Installation

Overview
Building with an IDE or Makefile
Building with Boost.Build

Overview

Most of Boost.Iostreams can be used simply by including appropriate headers. This is true, for instance, of all the core components — including stream, stream_buffer, filtering_stream and filtering_streambuf — and of about two thirds of the concrete Filters and Devices. Some components, however, are implemented in .cpp files; in addition, the regular expression filters depend on Boost.Regex, and the compressions filters rely on the third-party libraries zlib ([Gailly]), libbz2 ([Seward]), libzstd ([Zstandard]), and liblzma ([Collin]). Note that liblzma refers to the version from xz-utils which is the version available in for example Linux distributions, not the liblzma from the LZMA SDK from 7zip. To obatin zlib and libbz2, see the instructions here and here.

The components which are implemented in .cpp or which rely on external libraries can be built in two ways: by adding the appropriate .cpp files to your IDE project or makefile, or by using Boost.Build.

Building with an IDE or Makefile

The following table shows which headers contain components defined in .cpp files. If your application includes one of these headers, you'll need to add the corresponding .cpp files to you IDE project or makefile, and to define the preprocessor symbol BOOST_IOSTREAMS_NO_LIB. In addition, if the .cpp file depends on an external library, you'll have to build it from the source or link to a pre-built binary.

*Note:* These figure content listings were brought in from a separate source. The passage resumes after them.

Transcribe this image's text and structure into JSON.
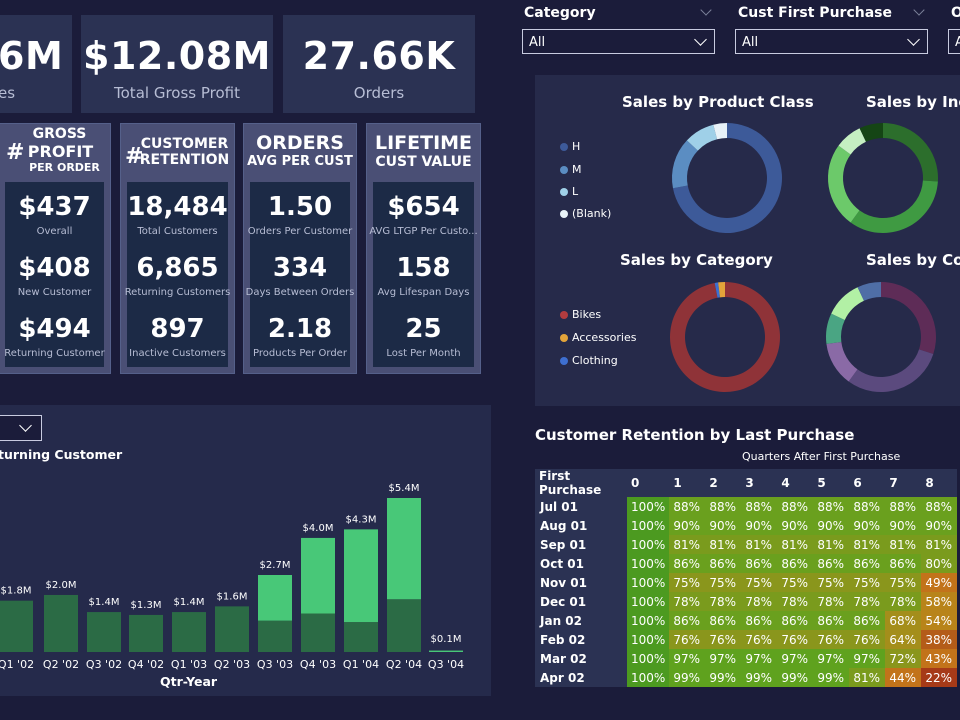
{
  "kpis": [
    {
      "value": "6M",
      "label": "es"
    },
    {
      "value": "$12.08M",
      "label": "Total Gross Profit"
    },
    {
      "value": "27.66K",
      "label": "Orders"
    }
  ],
  "cards": [
    {
      "hash": "#",
      "title_lines": [
        "GROSS",
        "PROFIT",
        "PER ORDER"
      ],
      "metrics": [
        {
          "value": "$437",
          "label": "Overall"
        },
        {
          "value": "$408",
          "label": "New Customer"
        },
        {
          "value": "$494",
          "label": "Returning Customer"
        }
      ]
    },
    {
      "hash": "#",
      "title_lines": [
        "CUSTOMER",
        "RETENTION"
      ],
      "metrics": [
        {
          "value": "18,484",
          "label": "Total Customers"
        },
        {
          "value": "6,865",
          "label": "Returning Customers"
        },
        {
          "value": "897",
          "label": "Inactive Customers"
        }
      ]
    },
    {
      "hash": "",
      "title_lines": [
        "ORDERS",
        "AVG PER CUST"
      ],
      "metrics": [
        {
          "value": "1.50",
          "label": "Orders Per Customer"
        },
        {
          "value": "334",
          "label": "Days Between Orders"
        },
        {
          "value": "2.18",
          "label": "Products Per Order"
        }
      ]
    },
    {
      "hash": "",
      "title_lines": [
        "LIFETIME",
        "CUST VALUE"
      ],
      "metrics": [
        {
          "value": "$654",
          "label": "AVG LTGP Per Custo..."
        },
        {
          "value": "158",
          "label": "Avg Lifespan Days"
        },
        {
          "value": "25",
          "label": "Lost Per Month"
        }
      ]
    }
  ],
  "slicers": [
    {
      "label": "Category",
      "value": "All"
    },
    {
      "label": "Cust First Purchase",
      "value": "All"
    },
    {
      "label": "O",
      "value": "A"
    }
  ],
  "donuts": {
    "product_class": {
      "title": "Sales by Product Class",
      "legend": [
        {
          "name": "H",
          "color": "#3d5a99"
        },
        {
          "name": "M",
          "color": "#5b8dc2"
        },
        {
          "name": "L",
          "color": "#9fd0e8"
        },
        {
          "name": "(Blank)",
          "color": "#e8f2f8"
        }
      ],
      "slices": [
        {
          "color": "#3d5a99",
          "value": 72
        },
        {
          "color": "#5b8dc2",
          "value": 15
        },
        {
          "color": "#9fd0e8",
          "value": 9
        },
        {
          "color": "#e8f2f8",
          "value": 4
        }
      ]
    },
    "income": {
      "title": "Sales by Inco",
      "slices": [
        {
          "color": "#2c6e2c",
          "value": 26
        },
        {
          "color": "#3f9a42",
          "value": 34
        },
        {
          "color": "#6cc96a",
          "value": 25
        },
        {
          "color": "#c5efc2",
          "value": 8
        },
        {
          "color": "#154515",
          "value": 7
        }
      ]
    },
    "category": {
      "title": "Sales by Category",
      "legend": [
        {
          "name": "Bikes",
          "color": "#b33c3f"
        },
        {
          "name": "Accessories",
          "color": "#e3a43a"
        },
        {
          "name": "Clothing",
          "color": "#3e6fd0"
        }
      ],
      "slices": [
        {
          "color": "#8f3338",
          "value": 97
        },
        {
          "color": "#3e6fd0",
          "value": 1
        },
        {
          "color": "#e3a43a",
          "value": 2
        }
      ]
    },
    "country": {
      "title": "Sales by Cou",
      "slices": [
        {
          "color": "#5e2c57",
          "value": 30
        },
        {
          "color": "#5b4a7e",
          "value": 30
        },
        {
          "color": "#8a6aa6",
          "value": 13
        },
        {
          "color": "#4aa583",
          "value": 9
        },
        {
          "color": "#b2f0a5",
          "value": 11
        },
        {
          "color": "#4f6ea6",
          "value": 7
        }
      ]
    }
  },
  "bar_chart": {
    "dropdown_value": "",
    "legend_text": "turning Customer",
    "xlabel": "Qtr-Year",
    "colors": {
      "dark": "#2b6b45",
      "light": "#48c878",
      "neutral": "#256846"
    },
    "chart_data": {
      "type": "bar",
      "categories": [
        "Q1 '02",
        "Q2 '02",
        "Q3 '02",
        "Q4 '02",
        "Q1 '03",
        "Q2 '03",
        "Q3 '03",
        "Q4 '03",
        "Q1 '04",
        "Q2 '04",
        "Q3 '04"
      ],
      "labels": [
        "$1.8M",
        "$2.0M",
        "$1.4M",
        "$1.3M",
        "$1.4M",
        "$1.6M",
        "$2.7M",
        "$4.0M",
        "$4.3M",
        "$5.4M",
        "$0.1M"
      ],
      "series": [
        {
          "values": [
            1.8,
            2.0,
            1.4,
            1.3,
            1.4,
            1.6,
            1.1,
            1.35,
            1.05,
            1.85,
            0.05
          ]
        },
        {
          "values": [
            0,
            0,
            0,
            0,
            0,
            0,
            1.6,
            2.65,
            3.25,
            3.55,
            0.05
          ]
        }
      ],
      "xlabel": "Qtr-Year",
      "ylim": [
        0,
        5.4
      ]
    }
  },
  "retention": {
    "title": "Customer Retention by Last Purchase",
    "subtitle": "Quarters After First Purchase",
    "row_header": "First Purchase",
    "columns": [
      "0",
      "1",
      "2",
      "3",
      "4",
      "5",
      "6",
      "7",
      "8"
    ],
    "rows": [
      {
        "label": "Jul 01",
        "values": [
          100,
          88,
          88,
          88,
          88,
          88,
          88,
          88,
          88
        ]
      },
      {
        "label": "Aug 01",
        "values": [
          100,
          90,
          90,
          90,
          90,
          90,
          90,
          90,
          90
        ]
      },
      {
        "label": "Sep 01",
        "values": [
          100,
          81,
          81,
          81,
          81,
          81,
          81,
          81,
          81
        ]
      },
      {
        "label": "Oct 01",
        "values": [
          100,
          86,
          86,
          86,
          86,
          86,
          86,
          86,
          80
        ]
      },
      {
        "label": "Nov 01",
        "values": [
          100,
          75,
          75,
          75,
          75,
          75,
          75,
          75,
          49
        ]
      },
      {
        "label": "Dec 01",
        "values": [
          100,
          78,
          78,
          78,
          78,
          78,
          78,
          78,
          58
        ]
      },
      {
        "label": "Jan 02",
        "values": [
          100,
          86,
          86,
          86,
          86,
          86,
          86,
          68,
          54
        ]
      },
      {
        "label": "Feb 02",
        "values": [
          100,
          76,
          76,
          76,
          76,
          76,
          76,
          64,
          38
        ]
      },
      {
        "label": "Mar 02",
        "values": [
          100,
          97,
          97,
          97,
          97,
          97,
          97,
          72,
          43
        ]
      },
      {
        "label": "Apr 02",
        "values": [
          100,
          99,
          99,
          99,
          99,
          99,
          81,
          44,
          22
        ]
      }
    ]
  }
}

Header Source File External Library
boost/iostreams/device/file_descriptor.hpp file_descriptor.cpp -
boost/iostreams/device/mapped_file.hpp mapped_file.cpp -
boost/iostreams/filter/bzip2.hpp bzip2.cpp libbz2
boost/iostreams/filter/gzip.hpp gzip.cpp, zlib.cpp zlib
boost/iostreams/filter/regex.hpp - Boost.Regex
boost/iostreams/filter/zlib.hpp zlib.cpp zlib
boost/iostreams/filter/lzma.hpp lzma.cpp liblzma
boost/iostreams/filter/zstd.hpp zstd.cpp libzstd

Building with Boost.Build

To build with Boost.Build, run b2 from the directory libs/iostreams/build, or from the Boost root directory.

If you want to use the compression filters when building iostreams, you have two choices. You can setup the zlib, bzip2, zstd and/or LZMA toolsets in Boost Build in a jamfile, preferably user-config.jam, as documented in Boost.Build. Note that building from source is not supported for LZMA. Alternatively you can let iostreams setup the zlib, bzip2, zstd and/or LZMA toolsets for you using default values. The former is preferred, especially if your zlib and/or bzip2 installations cannot be found by the iostreams setup.

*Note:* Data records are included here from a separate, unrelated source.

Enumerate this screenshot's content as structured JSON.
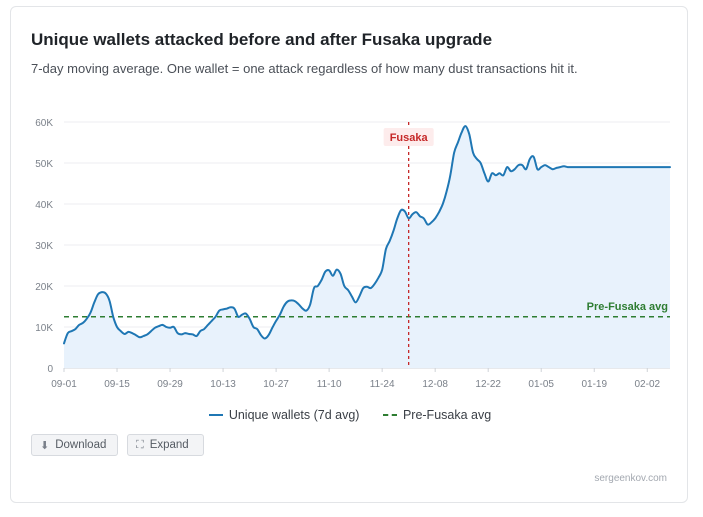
{
  "title": "Unique wallets attacked before and after Fusaka upgrade",
  "subtitle": "7-day moving average. One wallet = one attack regardless of how many dust transactions hit it.",
  "buttons": {
    "download": "Download",
    "expand": "Expand"
  },
  "footer": "sergeenkov.com",
  "colors": {
    "series": "#1f77b4",
    "area": "#e8f2fc",
    "reference": "#2e7d32",
    "marker": "#c62828"
  },
  "chart_data": {
    "type": "line",
    "x_ticks": [
      "09-01",
      "09-15",
      "09-29",
      "10-13",
      "10-27",
      "11-10",
      "11-24",
      "12-08",
      "12-22",
      "01-05",
      "01-19",
      "02-02"
    ],
    "y_ticks": [
      "0",
      "10K",
      "20K",
      "30K",
      "40K",
      "50K",
      "60K"
    ],
    "ylim": [
      0,
      60000
    ],
    "x_range_days": [
      0,
      160
    ],
    "grid": true,
    "legend_position": "bottom",
    "series": [
      {
        "name": "Unique wallets (7d avg)",
        "x": [
          0,
          1,
          2,
          3,
          4,
          5,
          6,
          7,
          8,
          9,
          10,
          11,
          12,
          13,
          14,
          15,
          16,
          17,
          18,
          19,
          20,
          21,
          22,
          23,
          24,
          25,
          26,
          27,
          28,
          29,
          30,
          31,
          32,
          33,
          34,
          35,
          36,
          37,
          38,
          39,
          40,
          41,
          42,
          43,
          44,
          45,
          46,
          47,
          48,
          49,
          50,
          51,
          52,
          53,
          54,
          55,
          56,
          57,
          58,
          59,
          60,
          61,
          62,
          63,
          64,
          65,
          66,
          67,
          68,
          69,
          70,
          71,
          72,
          73,
          74,
          75,
          76,
          77,
          78,
          79,
          80,
          81,
          82,
          83,
          84,
          85,
          86,
          87,
          88,
          89,
          90,
          91,
          92,
          93,
          94,
          95,
          96,
          97,
          98,
          99,
          100,
          101,
          102,
          103,
          104,
          105,
          106,
          107,
          108,
          109,
          110,
          111,
          112,
          113,
          114,
          115,
          116,
          117,
          118,
          119,
          120,
          121,
          122,
          123,
          124,
          125,
          126,
          127,
          128,
          129,
          130,
          131,
          132,
          133,
          134,
          135,
          136,
          137,
          138,
          139,
          140,
          141,
          142,
          143,
          144,
          145,
          146,
          147,
          148,
          149,
          150,
          151,
          152,
          153,
          154,
          155,
          156,
          157,
          158,
          159,
          160
        ],
        "values": [
          6000,
          8500,
          9000,
          9500,
          10500,
          11000,
          12000,
          13500,
          16000,
          18000,
          18500,
          18200,
          16500,
          12500,
          10000,
          9000,
          8300,
          8800,
          8500,
          8000,
          7500,
          7800,
          8200,
          9000,
          9800,
          10200,
          10500,
          10000,
          9800,
          10000,
          8500,
          8200,
          8500,
          8300,
          8200,
          7800,
          9000,
          9500,
          10500,
          11500,
          12500,
          14000,
          14300,
          14500,
          14800,
          14500,
          12500,
          13000,
          13300,
          12000,
          10000,
          9500,
          8000,
          7200,
          8000,
          9800,
          11500,
          13000,
          15000,
          16200,
          16500,
          16300,
          15500,
          14500,
          14000,
          15500,
          19500,
          20000,
          21500,
          23500,
          23800,
          22500,
          24000,
          23000,
          20000,
          19000,
          17500,
          16000,
          17500,
          19500,
          19800,
          19500,
          20500,
          22000,
          24000,
          29000,
          31000,
          33500,
          36500,
          38500,
          38200,
          36500,
          37500,
          38000,
          37000,
          36500,
          35000,
          35500,
          36500,
          38000,
          40000,
          43000,
          47000,
          52500,
          55000,
          57500,
          59000,
          57000,
          52500,
          51000,
          50000,
          47500,
          45500,
          47500,
          47000,
          47500,
          47000,
          49000,
          48000,
          48500,
          49500,
          49500,
          48500,
          51000,
          51500,
          48500,
          49000,
          49500,
          49000,
          48500,
          48800,
          49000,
          49200,
          49000,
          49000,
          49000,
          49000,
          49000,
          49000,
          49000,
          49000,
          49000,
          49000,
          49000,
          49000,
          49000,
          49000,
          49000,
          49000,
          49000,
          49000,
          49000,
          49000,
          49000,
          49000,
          49000,
          49000,
          49000,
          49000,
          49000,
          49000
        ]
      },
      {
        "name": "Pre-Fusaka avg",
        "constant": 12500
      }
    ],
    "annotations": [
      {
        "label": "Fusaka",
        "x_day": 91
      }
    ]
  }
}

On most UNIX systems, it should not be necessary to setup the zlib, bzip2, zstd and/or lzma toolsets since the zlib, libbz2, libzstd and liblzma headers and binaries are already installed in locations where they will be found automatically. On Windows the zlib, bzip2, zstd and/or LZMA binaries need to be in the PATH, else they will not ordinarily be found by default, so it is always a good idea under Windows to setup the zlib, bzip2, zstd and/or LZMA toolsets in your own jamfile.

You can turn off compression filters when building iostreams by passing one of the Boost Build variables in the table below, defined to 1, using the -s option:

Variable Interpretation
NO_COMPRESSION Disable support for compression filters.
NO_BZIP2 Disable support for the bzip2 filters.
NO_ZLIB Disable support for the zlib filters.
NO_LZMA Disable support for the LZMA/xz filters.
NO_ZSTD Disable support for the zstd filters.